One of my favorite quotes, from Maya Angelou, is “when people show you who they are, believe them.” This is particularly true when regulators, such as FINRA, shows the industry and the public who it is and what it is concerned about. To this end, on October 16, 2019, FINRA issued its 2019 Report on Examination Findings and Observations, which makes public a summary of the key findings from FINRA’s 2019 examination of member firms. Attached is a complete copy of the report. This report provides great insight into what areas of concern FINRA has identified, what they will likely continue to focus on in 2020, and how firms can improve their procedures to avoid any negative regulatory findings. The following is a summary of the material findings contained in the report:
1. Supervision, of course, continues to be a major focus. FINRA noted that firms failed to amend their policies to address new rules and failed to reasonably design branch supervision and inspection. To the latter point, firms should pay close attention to FINRA discussion about firms inadequately tailoring their branch examination programs and supervisory efforts to the specific products and services provided at certain branches, taking into consideration the nature and complexity of the products or services or indicators of irregularities or misconduct. In other words, it is not good enough to carry out a firm-wide approach—even a good one—across all branch offices; rather, firms should perform a more specific analysis of what unique characteristics may exist in particular branches or with registered representatives in the context of carrying out supervision and branch examination programs.

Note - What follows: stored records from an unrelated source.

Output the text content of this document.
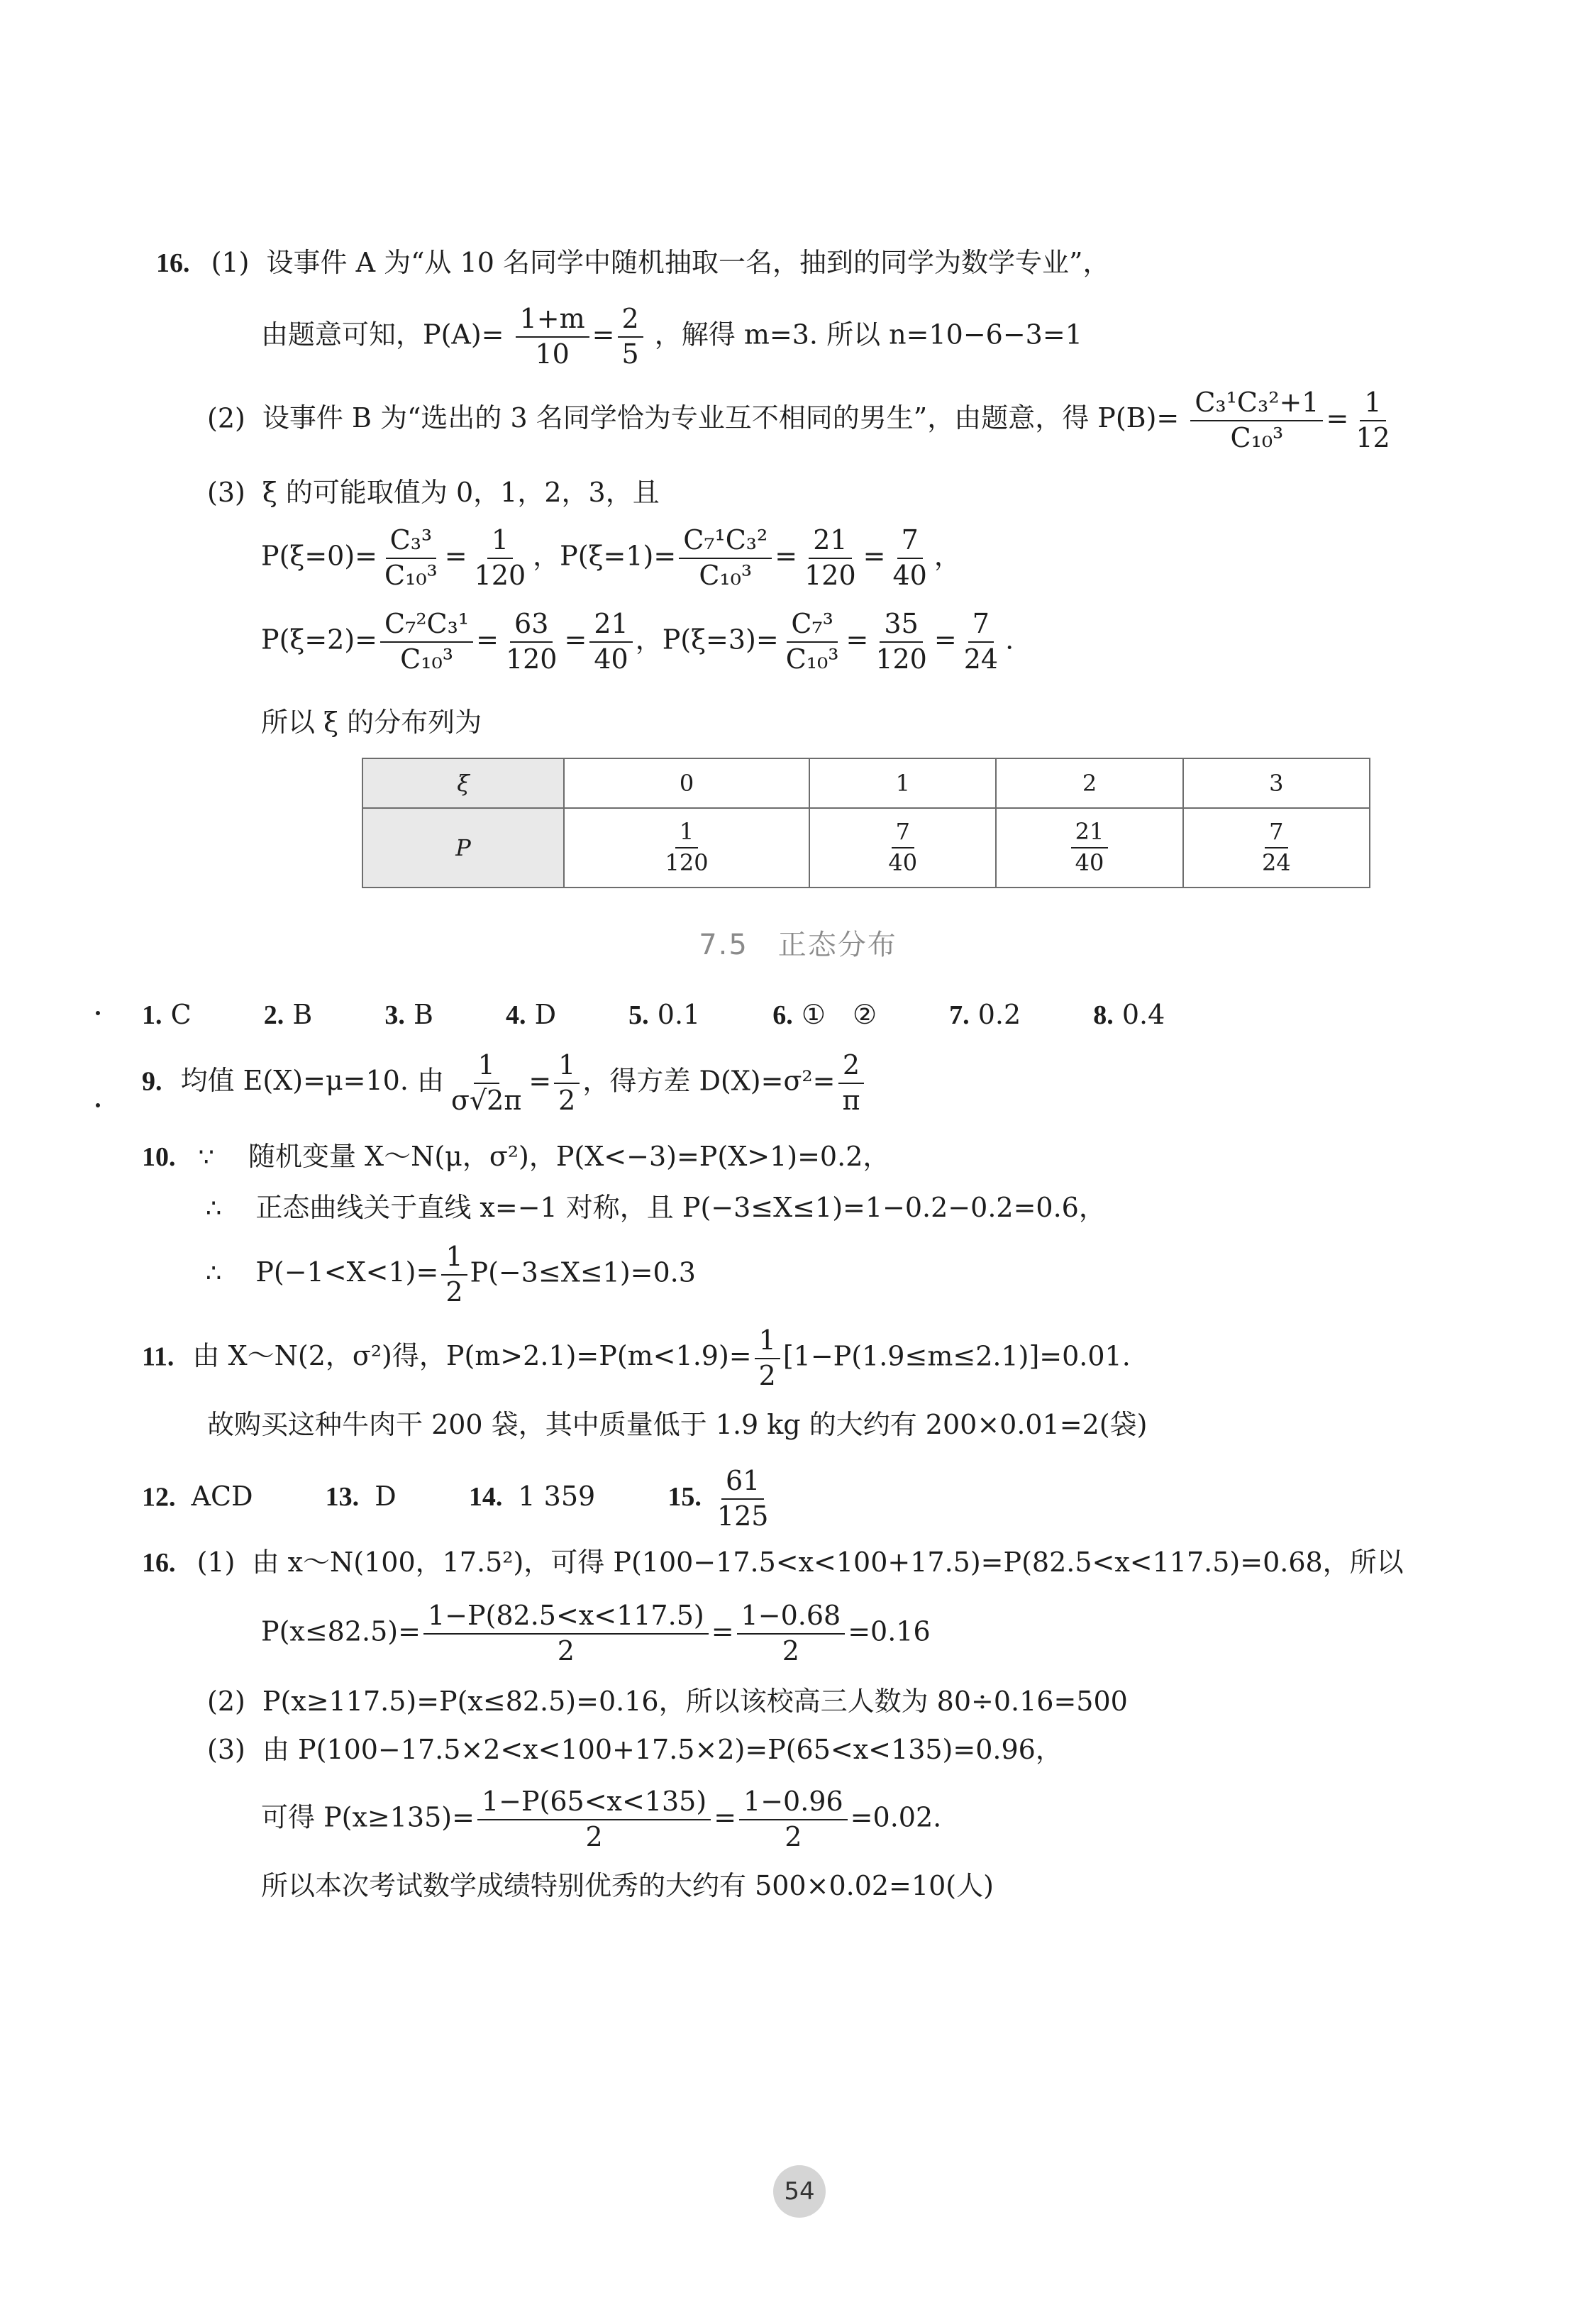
16. (1) 设事件 A 为“从 10 名同学中随机抽取一名，抽到的同学为数学专业”，
由题意可知，$P(A)= \frac{1+m}{10} = \frac{2}{5}$ ，解得 m=3. 所以 n=10−6−3=1
(2) 设事件 B 为“选出的 3 名同学恰为专业互不相同的男生”，由题意，得 $P(B)= \frac{\text{C₃¹C₃²+1}}{\text{C₁₀³}} = \frac{1}{12}$
(3) ξ 的可能取值为 0，1，2，3，且
$P(\xi=0)= \frac{\text{C₃³}}{\text{C₁₀³}} = \frac{1}{120}$ ，$P(\xi=1)= \frac{\text{C₇¹C₃²}}{\text{C₁₀³}} = \frac{21}{120} = \frac{7}{40}$ ，
$P(\xi=2)= \frac{\text{C₇²C₃¹}}{\text{C₁₀³}} = \frac{63}{120} = \frac{21}{40}$ ，$P(\xi=3)= \frac{\text{C₇³}}{\text{C₁₀³}} = \frac{35}{120} = \frac{7}{24}$ .
所以 ξ 的分布列为
ξ	0	1	2	3
P	$\frac{1}{120}$	$\frac{7}{40}$	$\frac{21}{40}$	$\frac{7}{24}$
7.5　正态分布
1. C	2. B	3. B	4. D	5. 0.1	6. ①　②	7. 0.2	8. 0.4
9. 均值 E(X)=μ=10. 由 $\frac{1}{\sigma√2\pi} = \frac{1}{2}$ ，得方差 $D(X)=\sigma^2= \frac{2}{\pi}$
10. ∵ 随机变量 X～N(μ，σ²)，P(X<−3)=P(X>1)=0.2，
∴ 正态曲线关于直线 x=−1 对称，且 P(−3≤X≤1)=1−0.2−0.2=0.6，
∴ $P(-1<X<1)= \frac{1}{2} P(-3\le X\le 1)=0.3$
11. 由 X～N(2，σ²)得，$P(m>2.1)=P(m<1.9)= \frac{1}{2} [1-P(1.9\le m\le 2.1)]=0.01$.
故购买这种牛肉干 200 袋，其中质量低于 1.9 kg 的大约有 200×0.01=2(袋)
12. ACD	13. D	14. 1 359	15. $\frac{61}{125}$
16. (1) 由 x～N(100，17.5²)，可得 P(100−17.5<x<100+17.5)=P(82.5<x<117.5)=0.68，所以
$P(x\le 82.5)= \frac{1-P(82.5<x<117.5)}{2} = \frac{1-0.68}{2} =0.16$
(2) P(x≥117.5)=P(x≤82.5)=0.16，所以该校高三人数为 80÷0.16=500
(3) 由 P(100−17.5×2<x<100+17.5×2)=P(65<x<135)=0.96，
可得 $P(x\ge 135)= \frac{1-P(65<x<135)}{2} = \frac{1-0.96}{2} =0.02$.
所以本次考试数学成绩特别优秀的大约有 500×0.02=10(人)
54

2. FINRA also discussed concerns about how firms inadequately supervised the use of Consolidated Account Reports (CARs) by, specifically, failing to have policies to evaluate whether and when registered representatives used CARs and failing to ensure that information contained in CARs was an accurate reflection of the customer’s assets. This concern stems from FINRA’s concern that firms increasingly provide customers with a single document summarizing the customer’s holdings, regardless of where those assets are held. The use of CARs can also become an issue in customer arbitrations or lawsuits, especially if the CARs were unapproved—which could be used to support a claim for negligent training and supervision—or when they contain inaccurate information that led a customer to believe—which could be used to argue that the customer believed his or her investments had a higher value than what should have been reported. These considerations should be revisited by firms to ensure appropriate policies are in place, appropriate training exists for how the policies should be carried out, and that supervisors are appropriately monitoring the use of CARs.
3. FINRA also noted that firms did not have appropriate procedures in place to detect and prevent various forms of forgery, including signing blank, incomplete, or partial documents or improper use of medallion stamp guarantees or notaries. Signature issues often times can go undetected even under the best supervisory structure, but FINRA’s focus on this issue should remind firms of what they can do. For example, firms can emphasis the policies surrounding signatures through branch examinations, annual compliance questionnaires and attestations, continuing education, and/or other training mechanisms. This is particularly important for firms for policies surrounding the specific use of medallion stamp guarantees or notaries. Documentation surrounding these efforts to educate and train registered representatives on these issues signature issues can sometimes be a firm’s best defense if a registered representative decides to go rogue.
4. FINRA also discussed suitability. FINRA noted concerns about firms failing to maintain procedures to properly monitor product exchanges, including failures to identify patterns of unsuitable exchanges. This can take the form of permitting unsuitable exchanges or failing to detect patterns of exchanges across multiple customers. In a similar regard, FINRA noted that firms were not adequately identifying “red flags” of possible unsuitable transactions, patterns of recommending similar unsuitable recommendations across multiple customers, or patterns surrounding mismarking trade tickets—that is, marking confirms “unsolicited” in identical securities across multiple customers. FINRA also noted that firms often failed to properly monitor changes in customer net worth/income/account objections, sometimes made immediately before an investment recommendation, to avoid supervisory scrutiny. These concerns all related to the fundamental question—what procedures do firms have in place to ensure transactions are suitable for customers under FINRA Rule 2111. Firms should continue to explore how to best monitor their sales practices and patterns, especially as software and data/analytics continue to offer potential solutions to these challenges.